おつきさま こっちむいて (幼児絵本 ふしぎなたねシリーズ)片山令子福音館書店このアイテムの詳細を見る |
今晩は、予報では雨だった。でも、さっき、窓に月光が射していた。
月は不思議な力を持っていると言われてきた。潮の満ち引きを起こし、もしかしたら、人間の心にもその力を及ぼしているかもしれない。でも、その考えは、科学的ではないけれどもね。
星月夜を観る子どもたちは、どれくらいいるのだろうか。夜空を見上げなくても、生活は続いていく。中学生だった宮沢賢治は、よく屋根の上に登って夜空を観ていたという。食事を知らせる家族の声がかかるまで。何を観て、何を感じていたのだろう。プラネタリウムでは、『銀河鉄道の夜』が、今年も続映されることになった。リアルな星空と、丸天井の星空、そしてカンパネルらとジョバンニと共に乗り込む岩手軽便鉄道のかたちを列車の旅。外に出れば、本当の空が、僕を見下ろしている。

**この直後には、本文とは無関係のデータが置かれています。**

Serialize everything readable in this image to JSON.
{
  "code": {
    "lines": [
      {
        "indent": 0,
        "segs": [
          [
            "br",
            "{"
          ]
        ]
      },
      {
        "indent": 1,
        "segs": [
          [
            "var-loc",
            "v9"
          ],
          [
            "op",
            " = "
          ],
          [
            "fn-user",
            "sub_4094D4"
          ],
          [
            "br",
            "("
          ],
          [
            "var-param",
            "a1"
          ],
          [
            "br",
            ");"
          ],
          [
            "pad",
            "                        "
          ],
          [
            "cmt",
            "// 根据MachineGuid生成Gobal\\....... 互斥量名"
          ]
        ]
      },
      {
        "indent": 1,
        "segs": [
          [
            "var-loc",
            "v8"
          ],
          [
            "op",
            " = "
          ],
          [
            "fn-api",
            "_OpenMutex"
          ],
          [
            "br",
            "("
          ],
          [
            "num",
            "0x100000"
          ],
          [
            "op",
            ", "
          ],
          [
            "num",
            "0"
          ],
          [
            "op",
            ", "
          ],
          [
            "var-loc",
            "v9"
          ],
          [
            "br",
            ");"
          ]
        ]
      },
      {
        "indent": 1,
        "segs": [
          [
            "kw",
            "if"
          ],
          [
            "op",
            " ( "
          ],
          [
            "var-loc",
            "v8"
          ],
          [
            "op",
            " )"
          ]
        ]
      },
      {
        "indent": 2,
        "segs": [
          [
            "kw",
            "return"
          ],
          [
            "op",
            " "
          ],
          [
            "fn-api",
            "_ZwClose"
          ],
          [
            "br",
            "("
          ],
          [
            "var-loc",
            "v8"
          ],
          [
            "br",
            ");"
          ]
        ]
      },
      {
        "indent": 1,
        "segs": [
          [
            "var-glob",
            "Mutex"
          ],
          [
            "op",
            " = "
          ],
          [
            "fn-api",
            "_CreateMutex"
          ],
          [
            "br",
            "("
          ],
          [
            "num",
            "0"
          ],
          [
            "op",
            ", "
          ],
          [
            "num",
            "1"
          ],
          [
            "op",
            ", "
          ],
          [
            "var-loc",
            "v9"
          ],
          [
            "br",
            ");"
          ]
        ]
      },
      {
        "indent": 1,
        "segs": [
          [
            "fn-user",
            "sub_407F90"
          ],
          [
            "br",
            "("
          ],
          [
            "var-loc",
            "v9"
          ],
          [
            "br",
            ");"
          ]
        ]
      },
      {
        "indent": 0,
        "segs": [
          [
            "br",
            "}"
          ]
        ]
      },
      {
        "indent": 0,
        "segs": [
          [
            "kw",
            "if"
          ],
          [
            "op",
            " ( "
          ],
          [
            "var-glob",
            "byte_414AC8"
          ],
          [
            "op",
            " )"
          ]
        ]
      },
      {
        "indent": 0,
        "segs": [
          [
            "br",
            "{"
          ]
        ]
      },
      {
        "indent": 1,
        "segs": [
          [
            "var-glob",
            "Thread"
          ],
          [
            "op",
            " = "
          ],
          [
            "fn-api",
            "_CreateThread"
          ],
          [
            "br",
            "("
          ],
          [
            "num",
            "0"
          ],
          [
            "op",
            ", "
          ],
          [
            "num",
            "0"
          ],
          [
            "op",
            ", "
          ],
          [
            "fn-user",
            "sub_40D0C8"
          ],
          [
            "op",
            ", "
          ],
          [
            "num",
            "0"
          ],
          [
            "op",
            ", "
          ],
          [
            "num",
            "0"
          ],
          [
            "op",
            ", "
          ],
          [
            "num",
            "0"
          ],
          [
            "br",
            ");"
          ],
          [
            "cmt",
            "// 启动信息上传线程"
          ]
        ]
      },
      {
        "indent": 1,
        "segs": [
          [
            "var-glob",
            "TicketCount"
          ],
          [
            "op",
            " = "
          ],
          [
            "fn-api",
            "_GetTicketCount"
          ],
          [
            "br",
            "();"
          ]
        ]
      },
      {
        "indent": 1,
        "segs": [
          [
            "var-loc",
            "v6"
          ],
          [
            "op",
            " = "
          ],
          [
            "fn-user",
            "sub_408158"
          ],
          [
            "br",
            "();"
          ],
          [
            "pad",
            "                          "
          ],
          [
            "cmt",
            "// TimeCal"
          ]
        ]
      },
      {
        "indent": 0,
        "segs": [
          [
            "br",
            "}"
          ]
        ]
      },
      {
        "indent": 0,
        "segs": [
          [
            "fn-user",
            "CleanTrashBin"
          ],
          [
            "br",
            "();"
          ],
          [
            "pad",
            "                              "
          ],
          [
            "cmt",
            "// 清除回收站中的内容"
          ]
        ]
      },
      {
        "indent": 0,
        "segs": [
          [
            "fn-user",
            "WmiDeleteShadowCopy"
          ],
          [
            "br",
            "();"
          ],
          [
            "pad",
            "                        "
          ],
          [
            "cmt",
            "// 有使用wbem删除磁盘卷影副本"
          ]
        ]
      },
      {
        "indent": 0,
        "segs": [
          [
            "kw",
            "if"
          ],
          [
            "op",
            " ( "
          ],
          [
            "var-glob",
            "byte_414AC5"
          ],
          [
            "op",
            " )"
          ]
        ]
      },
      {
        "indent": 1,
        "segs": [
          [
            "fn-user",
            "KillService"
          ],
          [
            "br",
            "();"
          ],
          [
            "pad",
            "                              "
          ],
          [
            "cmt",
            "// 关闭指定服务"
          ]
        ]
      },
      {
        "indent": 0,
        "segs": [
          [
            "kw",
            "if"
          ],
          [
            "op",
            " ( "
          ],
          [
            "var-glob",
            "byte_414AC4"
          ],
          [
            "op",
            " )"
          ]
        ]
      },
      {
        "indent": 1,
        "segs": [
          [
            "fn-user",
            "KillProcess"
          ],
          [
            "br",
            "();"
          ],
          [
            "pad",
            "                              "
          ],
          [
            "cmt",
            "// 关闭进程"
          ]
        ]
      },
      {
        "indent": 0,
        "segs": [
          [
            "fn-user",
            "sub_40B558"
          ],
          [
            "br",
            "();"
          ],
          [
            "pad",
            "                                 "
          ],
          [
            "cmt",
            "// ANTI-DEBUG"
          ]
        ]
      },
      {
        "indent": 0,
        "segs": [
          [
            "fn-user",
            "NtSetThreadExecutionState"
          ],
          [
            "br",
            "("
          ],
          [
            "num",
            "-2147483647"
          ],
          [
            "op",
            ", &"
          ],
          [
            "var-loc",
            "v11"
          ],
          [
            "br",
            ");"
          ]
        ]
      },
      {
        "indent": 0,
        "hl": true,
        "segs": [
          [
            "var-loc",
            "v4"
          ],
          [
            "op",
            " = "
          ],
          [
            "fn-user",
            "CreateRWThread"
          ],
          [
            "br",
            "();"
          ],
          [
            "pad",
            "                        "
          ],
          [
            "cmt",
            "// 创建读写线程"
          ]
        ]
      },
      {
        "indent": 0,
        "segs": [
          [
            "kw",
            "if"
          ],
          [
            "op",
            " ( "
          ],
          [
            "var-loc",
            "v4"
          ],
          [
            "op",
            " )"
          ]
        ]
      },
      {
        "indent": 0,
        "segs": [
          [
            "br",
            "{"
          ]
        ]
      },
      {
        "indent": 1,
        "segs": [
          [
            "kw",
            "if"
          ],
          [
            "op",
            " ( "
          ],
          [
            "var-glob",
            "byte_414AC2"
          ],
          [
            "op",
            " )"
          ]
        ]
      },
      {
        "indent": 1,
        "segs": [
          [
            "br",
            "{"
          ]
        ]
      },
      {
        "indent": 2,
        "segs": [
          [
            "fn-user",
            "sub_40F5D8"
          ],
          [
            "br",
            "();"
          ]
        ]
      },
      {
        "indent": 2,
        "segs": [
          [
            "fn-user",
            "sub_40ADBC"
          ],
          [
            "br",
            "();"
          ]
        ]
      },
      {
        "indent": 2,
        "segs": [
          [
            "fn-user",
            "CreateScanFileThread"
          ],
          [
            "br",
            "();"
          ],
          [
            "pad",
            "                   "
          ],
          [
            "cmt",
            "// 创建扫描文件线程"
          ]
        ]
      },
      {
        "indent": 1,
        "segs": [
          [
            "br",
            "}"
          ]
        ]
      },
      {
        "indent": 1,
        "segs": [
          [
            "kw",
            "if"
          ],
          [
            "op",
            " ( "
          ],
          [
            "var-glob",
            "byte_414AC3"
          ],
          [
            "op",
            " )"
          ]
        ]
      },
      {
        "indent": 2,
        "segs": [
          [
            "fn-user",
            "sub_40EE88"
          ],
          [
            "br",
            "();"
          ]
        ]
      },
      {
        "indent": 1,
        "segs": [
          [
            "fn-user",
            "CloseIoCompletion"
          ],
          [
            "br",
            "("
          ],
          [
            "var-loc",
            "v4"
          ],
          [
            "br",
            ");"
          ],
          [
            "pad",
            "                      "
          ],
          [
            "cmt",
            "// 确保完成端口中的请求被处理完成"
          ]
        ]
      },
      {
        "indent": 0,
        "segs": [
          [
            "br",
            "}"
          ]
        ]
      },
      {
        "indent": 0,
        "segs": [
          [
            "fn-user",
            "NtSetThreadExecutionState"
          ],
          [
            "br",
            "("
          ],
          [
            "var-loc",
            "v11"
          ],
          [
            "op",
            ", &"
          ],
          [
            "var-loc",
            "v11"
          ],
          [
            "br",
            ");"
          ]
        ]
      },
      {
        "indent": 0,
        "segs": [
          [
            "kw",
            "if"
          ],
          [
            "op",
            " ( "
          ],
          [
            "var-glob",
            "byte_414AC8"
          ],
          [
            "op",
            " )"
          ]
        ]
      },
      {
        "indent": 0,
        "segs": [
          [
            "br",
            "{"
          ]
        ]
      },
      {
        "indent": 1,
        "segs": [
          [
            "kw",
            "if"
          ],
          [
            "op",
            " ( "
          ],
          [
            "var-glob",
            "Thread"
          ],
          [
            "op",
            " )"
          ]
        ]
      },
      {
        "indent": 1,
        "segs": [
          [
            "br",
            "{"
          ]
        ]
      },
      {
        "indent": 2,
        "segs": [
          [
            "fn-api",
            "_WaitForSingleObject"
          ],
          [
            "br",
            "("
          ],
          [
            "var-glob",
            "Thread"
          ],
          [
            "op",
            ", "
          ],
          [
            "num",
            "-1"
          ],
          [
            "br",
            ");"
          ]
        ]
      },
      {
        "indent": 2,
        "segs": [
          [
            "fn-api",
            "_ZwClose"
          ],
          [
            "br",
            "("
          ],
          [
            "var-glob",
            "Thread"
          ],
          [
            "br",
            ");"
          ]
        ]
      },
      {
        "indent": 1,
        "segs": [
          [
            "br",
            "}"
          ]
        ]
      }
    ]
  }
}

文部科学省のおかしなゆとり教育のせいで、小学生の理科の教科書の月齢は、2つか3つだけ教えればよいということになったのは、つい最近のこと。
おかしいよね。教えられる月の変化がそれでいいんだから。でも、夜空を観る子どもたちは、教科書に関係なく、月の顔の変化なんて、自然に覚えるよ。
この絵本の幼い「ぼく」も、夜空の月を観ながら、こっちを向いてと呼びかけている。ほそいほそいおつきさまは、お腹を空かしているんだ。ぼくとおなじ。毎晩、お月さまを観るんだ。でも、なかなか、ぼくのほうをむいてくれない。飛行機をみている夜もね。だんだん、ふとっていくおつきさま。いろいろな顔をみせてくれるおつきさま。ぼくの声がきこえるのかな。雲にかくれても、ぼくはみつけるよ。
そしてまんげつのよる、やっと、ぼくにむいてくれたね。いつもよりあかるいおつきさま。ずいぶんたかくのぼったね。おやすみなさい おつきさま。